My garment bag was probably in Honolulu by this point. I barely made it to Cincinnati and Newark with the bag in my hand. I doubt an FBI surveillance team could have trailed me. I went to the luggage carousel anyway, to participate in the charade. Fifteen minutes of standing, then I'd be able to claim my bag missing. My luggage made it through, however. With the L.A-Atlanta route, the extra plane might have caused a luggage hiccup. Cheap bastard victory #2.
I was starving, and no longer had any reason to stay at the airport. I could questionably snag a free meal there and call it a business expense. If my luggage didn't immediately show up, that's exactly what I would have done. But now that I had both weighty bags in hand, that walk up to a restaurant was a bit pointless. But still questionably free. I decided to skip it.
I lucked into a bus to long term parking immediately. Might as well rush home to eat. As the bus pulled out, I remembered I needed cash for parking. OK, money check. I had $31 in cash, and long term parking was eight bucks a day. That should be $32, which I could just cover with some quarters in my pocket. If I had bought that 'free' meal, I would have been stuck. Cheap bastard victory #3.
I got dropped off close to my car, and drove to the exit booth. I'd just be able to squeeze through here, assuming there as no electricity surcharge. I passed my punch card to the attendant. "Thirty two," she said.
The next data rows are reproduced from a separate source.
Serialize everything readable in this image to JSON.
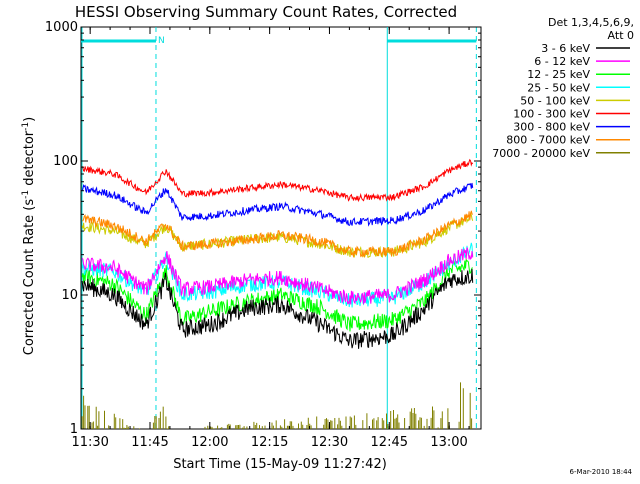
{
  "chart_data": {
    "type": "line",
    "title": "HESSI Observing Summary Count Rates, Corrected",
    "xlabel": "Start Time (15-May-09 11:27:42)",
    "ylabel_main": "Corrected Count Rate (s",
    "ylabel_sup1": "-1",
    "ylabel_mid": " detector",
    "ylabel_sup2": "-1",
    "ylabel_end": ")",
    "yscale": "log",
    "ylim": [
      1,
      1000
    ],
    "xlim": [
      "11:27:42",
      "13:08:00"
    ],
    "x_ticks": [
      "11:30",
      "11:45",
      "12:00",
      "12:15",
      "12:30",
      "12:45",
      "13:00"
    ],
    "y_ticks": [
      "1",
      "10",
      "100",
      "1000"
    ],
    "legend_header": [
      "Det 1,3,4,5,6,9,",
      "Att 0"
    ],
    "legend_position": "right",
    "flag_label": "N",
    "footer_timestamp": "6-Mar-2010 18:44",
    "annotations": {
      "night_intervals": [
        [
          "11:27:42",
          "11:46:30"
        ],
        [
          "12:44:30",
          "13:06:50"
        ]
      ],
      "saa_boundaries": [
        "11:27:42",
        "11:46:30",
        "12:44:30",
        "13:06:50"
      ]
    },
    "series": [
      {
        "name": "3 - 6 keV",
        "color": "#000000",
        "points": [
          [
            "11:28",
            12
          ],
          [
            "11:36",
            10
          ],
          [
            "11:44",
            6
          ],
          [
            "11:49",
            13
          ],
          [
            "11:53",
            5.5
          ],
          [
            "12:00",
            6
          ],
          [
            "12:10",
            8
          ],
          [
            "12:18",
            8.5
          ],
          [
            "12:28",
            6
          ],
          [
            "12:35",
            4.5
          ],
          [
            "12:46",
            5
          ],
          [
            "12:54",
            8
          ],
          [
            "13:00",
            13
          ],
          [
            "13:06",
            14
          ]
        ]
      },
      {
        "name": "6 - 12 keV",
        "color": "#ff00ff",
        "points": [
          [
            "11:28",
            17
          ],
          [
            "11:36",
            16
          ],
          [
            "11:44",
            11
          ],
          [
            "11:49",
            20
          ],
          [
            "11:53",
            11
          ],
          [
            "12:00",
            11.5
          ],
          [
            "12:10",
            13
          ],
          [
            "12:18",
            13.5
          ],
          [
            "12:28",
            11
          ],
          [
            "12:35",
            9.5
          ],
          [
            "12:46",
            10
          ],
          [
            "12:54",
            13
          ],
          [
            "13:00",
            18
          ],
          [
            "13:06",
            21
          ]
        ]
      },
      {
        "name": "12 - 25 keV",
        "color": "#00ff00",
        "points": [
          [
            "11:28",
            14
          ],
          [
            "11:36",
            12
          ],
          [
            "11:44",
            7
          ],
          [
            "11:49",
            15
          ],
          [
            "11:53",
            6.5
          ],
          [
            "12:00",
            7.5
          ],
          [
            "12:10",
            9
          ],
          [
            "12:18",
            10
          ],
          [
            "12:28",
            8
          ],
          [
            "12:35",
            6
          ],
          [
            "12:46",
            6.5
          ],
          [
            "12:54",
            9
          ],
          [
            "13:00",
            15
          ],
          [
            "13:06",
            17
          ]
        ]
      },
      {
        "name": "25 - 50 keV",
        "color": "#00ffff",
        "points": [
          [
            "11:28",
            16
          ],
          [
            "11:36",
            15
          ],
          [
            "11:44",
            10.5
          ],
          [
            "11:49",
            19
          ],
          [
            "11:53",
            10
          ],
          [
            "12:00",
            10.5
          ],
          [
            "12:10",
            12
          ],
          [
            "12:18",
            12.5
          ],
          [
            "12:28",
            10.5
          ],
          [
            "12:35",
            9
          ],
          [
            "12:46",
            9.5
          ],
          [
            "12:54",
            12.5
          ],
          [
            "13:00",
            17
          ],
          [
            "13:06",
            22
          ]
        ]
      },
      {
        "name": "50 - 100 keV",
        "color": "#cccc00",
        "points": [
          [
            "11:28",
            33
          ],
          [
            "11:36",
            30
          ],
          [
            "11:44",
            24
          ],
          [
            "11:49",
            33
          ],
          [
            "11:53",
            23
          ],
          [
            "12:00",
            24
          ],
          [
            "12:10",
            26
          ],
          [
            "12:18",
            27
          ],
          [
            "12:28",
            24
          ],
          [
            "12:35",
            21
          ],
          [
            "12:46",
            21
          ],
          [
            "12:54",
            25
          ],
          [
            "13:00",
            32
          ],
          [
            "13:06",
            38
          ]
        ]
      },
      {
        "name": "100 - 300 keV",
        "color": "#ff0000",
        "points": [
          [
            "11:28",
            88
          ],
          [
            "11:36",
            80
          ],
          [
            "11:44",
            58
          ],
          [
            "11:49",
            85
          ],
          [
            "11:53",
            57
          ],
          [
            "12:00",
            58
          ],
          [
            "12:10",
            63
          ],
          [
            "12:18",
            67
          ],
          [
            "12:28",
            60
          ],
          [
            "12:35",
            53
          ],
          [
            "12:46",
            54
          ],
          [
            "12:54",
            65
          ],
          [
            "13:00",
            85
          ],
          [
            "13:06",
            100
          ]
        ]
      },
      {
        "name": "300 - 800 keV",
        "color": "#0000ff",
        "points": [
          [
            "11:28",
            62
          ],
          [
            "11:36",
            56
          ],
          [
            "11:44",
            41
          ],
          [
            "11:49",
            62
          ],
          [
            "11:53",
            38
          ],
          [
            "12:00",
            39
          ],
          [
            "12:10",
            43
          ],
          [
            "12:18",
            46
          ],
          [
            "12:28",
            40
          ],
          [
            "12:35",
            35
          ],
          [
            "12:46",
            36
          ],
          [
            "12:54",
            43
          ],
          [
            "13:00",
            56
          ],
          [
            "13:06",
            66
          ]
        ]
      },
      {
        "name": "800 - 7000 keV",
        "color": "#ff8800",
        "points": [
          [
            "11:28",
            37
          ],
          [
            "11:36",
            33
          ],
          [
            "11:44",
            25
          ],
          [
            "11:49",
            34
          ],
          [
            "11:53",
            23
          ],
          [
            "12:00",
            24
          ],
          [
            "12:10",
            26
          ],
          [
            "12:18",
            28
          ],
          [
            "12:28",
            25
          ],
          [
            "12:35",
            21
          ],
          [
            "12:46",
            21
          ],
          [
            "12:54",
            26
          ],
          [
            "13:00",
            33
          ],
          [
            "13:06",
            40
          ]
        ]
      },
      {
        "name": "7000 - 20000 keV",
        "color": "#808000",
        "points": [
          [
            "11:28",
            1.8
          ],
          [
            "11:32",
            1.5
          ],
          [
            "11:44",
            1
          ],
          [
            "11:48",
            1.6
          ],
          [
            "11:50",
            1
          ],
          [
            "12:58",
            1.5
          ],
          [
            "13:04",
            2.6
          ],
          [
            "13:06",
            1.8
          ]
        ]
      }
    ]
  }
}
Just as predicted.
"Do you take credit cards?"
"Yeah." Damn; I was almost hoping self-sacrifice was the only way to get out of the parking lot. No sense losing all my cash, so I paid with a Visa.
The cheap bastard logic was just downgraded to two victories, with that second one being a stretch. So all I really did was save my company $100 and get into Newark an hour early. Come to think of it, an extra hour in Newark's can't qualify as a victory in anyone's book.
At least the glass bottles in my bag are shiny now.